Transport properties of APdCu(Se2)(Se3) (A = K and Rb): new quaternary copper palladium polyselenides
Abstract
The electronic structure, effective mass, optical properties and electrical transport coefficients of APdCu(Se2)(Se3) (where A = K and Rb), a new quaternary copper palladium polyselenide, were investigated using a density functional theory calculation within a generalized gradient approximation (GGA) plus the Hubbard term (U) (GGA + U). The electronic band structure shows that the calculated compounds have a direct band gap.
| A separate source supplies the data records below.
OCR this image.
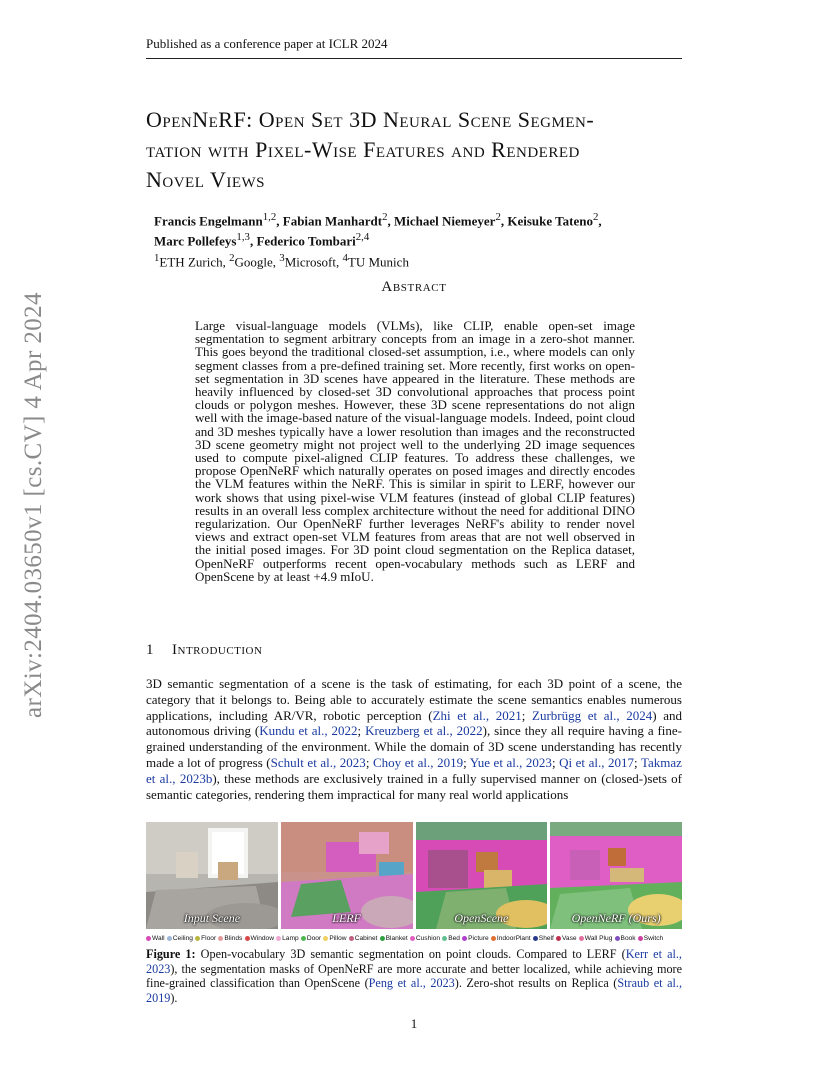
Published as a conference paper at ICLR 2024
arXiv:2404.03650v1 [cs.CV] 4 Apr 2024
OpenNeRF: Open Set 3D Neural Scene Segmen-
tation with Pixel-Wise Features and Rendered
Novel Views
Francis Engelmann$^{1,2}$, Fabian Manhardt$^2$, Michael Niemeyer$^2$, Keisuke Tateno$^2$,
Marc Pollefeys$^{1,3}$, Federico Tombari$^{2,4}$
$^1$ETH Zurich, $^2$Google, $^3$Microsoft, $^4$TU Munich
Abstract
Large visual-language models (VLMs), like CLIP, enable open-set image segmentation to segment arbitrary concepts from an image in a zero-shot manner. This goes beyond the traditional closed-set assumption, i.e., where models can only segment classes from a pre-defined training set. More recently, first works on open-set segmentation in 3D scenes have appeared in the literature. These methods are heavily influenced by closed-set 3D convolutional approaches that process point clouds or polygon meshes. However, these 3D scene representations do not align well with the image-based nature of the visual-language models. Indeed, point cloud and 3D meshes typically have a lower resolution than images and the reconstructed 3D scene geometry might not project well to the underlying 2D image sequences used to compute pixel-aligned CLIP features. To address these challenges, we propose OpenNeRF which naturally operates on posed images and directly encodes the VLM features within the NeRF. This is similar in spirit to LERF, however our work shows that using pixel-wise VLM features (instead of global CLIP features) results in an overall less complex architecture without the need for additional DINO regularization. Our OpenNeRF further leverages NeRF's ability to render novel views and extract open-set VLM features from areas that are not well observed in the initial posed images. For 3D point cloud segmentation on the Replica dataset, OpenNeRF outperforms recent open-vocabulary methods such as LERF and OpenScene by at least +4.9 mIoU.
1 Introduction
3D semantic segmentation of a scene is the task of estimating, for each 3D point of a scene, the category that it belongs to. Being able to accurately estimate the scene semantics enables numerous applications, including AR/VR, robotic perception (Zhi et al., 2021; Zurbrügg et al., 2024) and autonomous driving (Kundu et al., 2022; Kreuzberg et al., 2022), since they all require having a fine-grained understanding of the environment. While the domain of 3D scene understanding has recently made a lot of progress (Schult et al., 2023; Choy et al., 2019; Yue et al., 2023; Qi et al., 2017; Takmaz et al., 2023b), these methods are exclusively trained in a fully supervised manner on (closed-)sets of semantic categories, rendering them impractical for many real world applications
Input Scene	LERF	OpenScene	OpenNeRF (Ours)
Wall Ceiling Floor Blinds Window Lamp Door Pillow Cabinet Blanket Cushion Bed Picture IndoorPlant Shelf Vase Wall Plug Book Switch
Figure 1: Open-vocabulary 3D semantic segmentation on point clouds. Compared to LERF (Kerr et al., 2023), the segmentation masks of OpenNeRF are more accurate and better localized, while achieving more fine-grained classification than OpenScene (Peng et al., 2023). Zero-shot results on Replica (Straub et al., 2019).
1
From the partial density of states we found that, at an energy of −5.0 eV: (1) the Pd-s state strongly hybridizes with the Se-p state; (2) near the Fermi level the Se-p state hybridizes with the Cu-p state; and (3) at the lower conduction band the Pd-s state forms a strong hybridization with the Cu-s state. The investigation of electronic charge density shows that the Pd–Se and Cu–Se atoms form weak covalent bonds and have strong ionicity, whereas the K/Pd atoms exhibit pure ionic bonding. We also calculated the dielectric function, refractive index, extinction coefficient, absorption coefficient and reflectivity of the compounds. The calculated transport coefficients show the anisotropic nature of the compounds, in agreement with their electronic states. The transport properties reveal stronger carrier transport along the Cu-p/d and Pd-d orbitals, indicating that these orbitals are mainly responsible for the electrical transport. The maximum power factor values of the KPdCu(Se2)(Se3) (RbPdCu(Se2)(Se3)) compounds as a function of relaxation time reach 2.2 (1.8) × 1011, 4.4 (3.5) × 1011 and 1.3 (1.4) × 1011 within Pxx, Pyy and Pzz components, respectively.